À Monsieur Vijonet DEMERO
Ministre de l’Éducation nationale et de la Formation professionnelle (MENFP)
Objet :
Mise en évidence de l’incohérence d’une réforme curriculaire déconnectée et de la nécessité de la suspension immédiate de sa mise en œuvre-
Monsieur le Ministre,
Nous, les organisations syndicales susmentionnées et le Jeune Barreau de Port-au-Prince, engagés dans la lutte pour l’amélioration significative de la condition enseignante en Haïti et pour une éducation haïtienne décolonisée, dans laquelle l’histoire nationale, la culture haïtienne et les valeurs citoyennes occupent enfin la place qu’elles méritent, vous adressons cette lettre ouverte afin d’exprimer notre profonde préoccupation face à la mise en œuvre d’une réforme curriculaire engagée par le Ministère de l’Éducation nationale en dehors d’une réforme globale et structurelle du système éducatif haïtien et d’un véritable projet de société.
Les prérequis d’une réforme curriculaire réussie
Pour porter ses fruits et produire des résultats pertinents, un curriculum doit fonctionner en interaction avec toutes les autres composantes du système éducatif qui l’entourent et être adossé à un projet de société.
L’éducation constitue une unité fonctionnelle complexe, dans laquelle chaque composante influence les autres et interagit avec elles de manière permanente. Le curriculum représente l’un des maillons de cette chaîne. Lorsqu’un seul maillon est transformé sans que les autres ne le soient, l’ensemble du système risque inévitablement de perdre sa cohérence et son efficacité.
Les élèves, les étudiants, les enseignants, les familles et la société haïtienne dans son ensemble ont besoin d’une réforme cohérente, planifiée, inclusive et durable, qui prenne en compte l’ensemble des maillons de la chaîne éducative et l’ensemble de nos aspirations collectives.
Le curriculum tire son sens, sa légitimité et sa pertinence du projet de société auquel il est rattaché. C’est également son interaction constante avec les autres composantes du système éducatif qui conditionne sa réussite et son efficacité.
Une véritable transformation éducative ne peut se faire par morceaux.

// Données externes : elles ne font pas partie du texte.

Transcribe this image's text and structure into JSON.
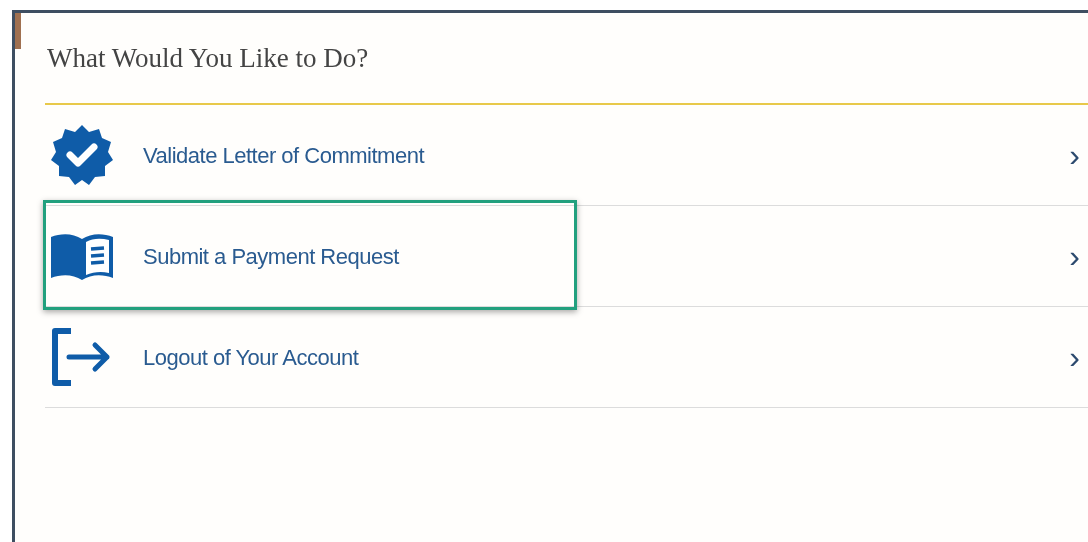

Elle exige une vision holistique et systémique, dans laquelle les programmes, les méthodes pédagogiques, l’évaluation, la formation et le statut des enseignants-es, le financement, les infrastructures, la gouvernance et les politiques éducatives avancent de front et en parfaite synergie.

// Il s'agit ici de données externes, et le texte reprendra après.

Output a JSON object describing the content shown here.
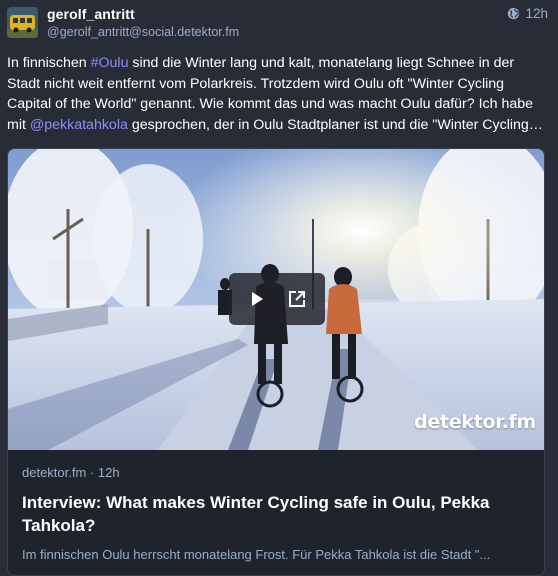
{
  "account": {
    "display_name": "gerolf_antritt",
    "handle": "@gerolf_antritt@social.detektor.fm",
    "avatar": "avatar-yellow-bus"
  },
  "post": {
    "visibility_icon": "globe-icon",
    "time": "12h",
    "lines": [
      {
        "before": "In finnischen ",
        "link": "#Oulu",
        "after": " sind die Winter lang und kalt, monatelang liegt Schnee in der"
      },
      {
        "before": "Stadt nicht weit entfernt vom Polarkreis. Trotzdem wird Oulu oft \"Winter Cycling",
        "link": "",
        "after": ""
      },
      {
        "before": "Capital of the World\" genannt. Wie kommt das und was macht Oulu dafür? Ich habe",
        "link": "",
        "after": ""
      },
      {
        "before": "mit ",
        "link": "@pekkatahkola",
        "after": " gesprochen, der in Oulu Stadtplaner ist und die \"Winter Cycling…"
      }
    ]
  },
  "card": {
    "image_icon": "winter-cyclists-photo",
    "wordmark": "detektor.fm",
    "source": "detektor.fm",
    "separator": " · ",
    "time": "12h",
    "title": "Interview: What makes Winter Cycling safe in Oulu, Pekka Tahkola?",
    "description": "Im finnischen Oulu herrscht monatelang Frost. Für Pekka Tahkola ist die Stadt \"..."
  },
  "colors": {
    "background": "#282c37",
    "link": "#8c8dff",
    "muted": "#9baec8"
  }
}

Les biais relevés dans l’actuelle démarche de réforme curriculaire du MENFP
Si l’intention de repenser les programmes d’enseignement est, en soi, louable, la méthode utilisée souffre d’une faille méthodologique majeure : l’incohérence fondamentale consistant à concevoir une réforme des contenus en dehors d’une réforme globale et structurelle de l’éducation et d’un projet de société.

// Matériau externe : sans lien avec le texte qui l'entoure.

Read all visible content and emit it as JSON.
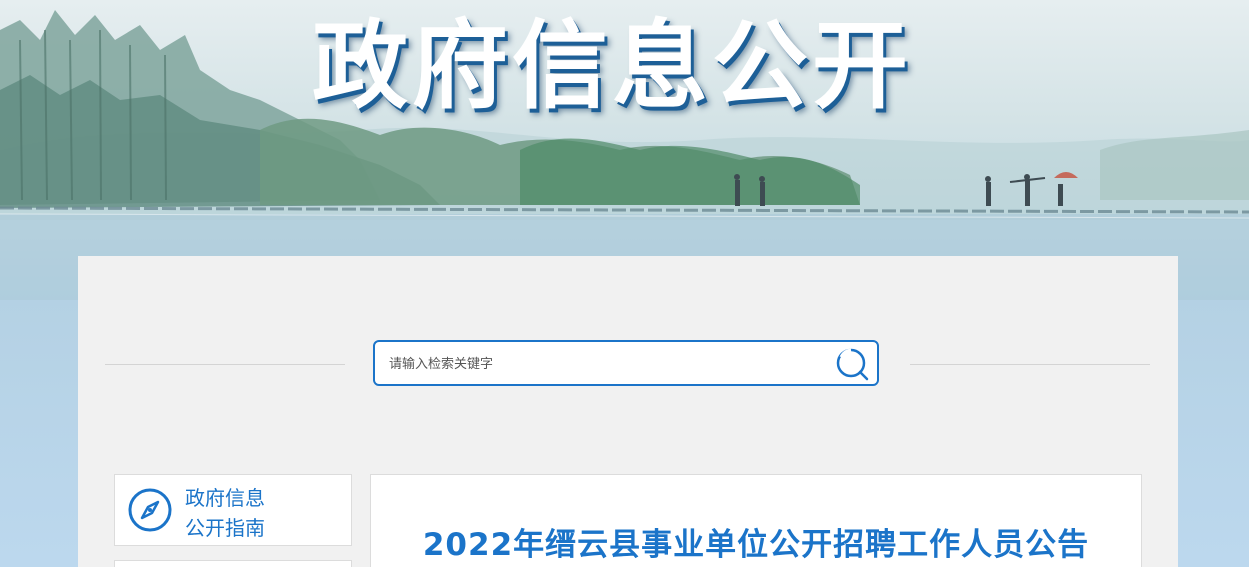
{
  "banner": {
    "title": "政府信息公开"
  },
  "search": {
    "placeholder": "请输入检索关键字",
    "icon": "search-icon"
  },
  "sidebar": {
    "guide": {
      "line1": "政府信息",
      "line2": "公开指南",
      "icon": "compass-icon"
    }
  },
  "article": {
    "title": "2022年缙云县事业单位公开招聘工作人员公告"
  },
  "colors": {
    "accent": "#1b74c9",
    "panel": "#f1f1f1",
    "title_shadow": "#1d5f97"
  }
}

Cette démarche constitue, à nos yeux, une erreur stratégique grave, susceptible de produire des effets dommageables sur le présent et l’avenir de notre pays.
Il est certes nécessaire d’actualiser les programmes scolaires afin de les adapter aux réalités contemporaines et de leur permettre de répondre aux défis structurels auxquels fait face notre système éducatif. Toutefois, une modification des programmes, à elle seule, ne saurait apporter de résultats pertinents et durables.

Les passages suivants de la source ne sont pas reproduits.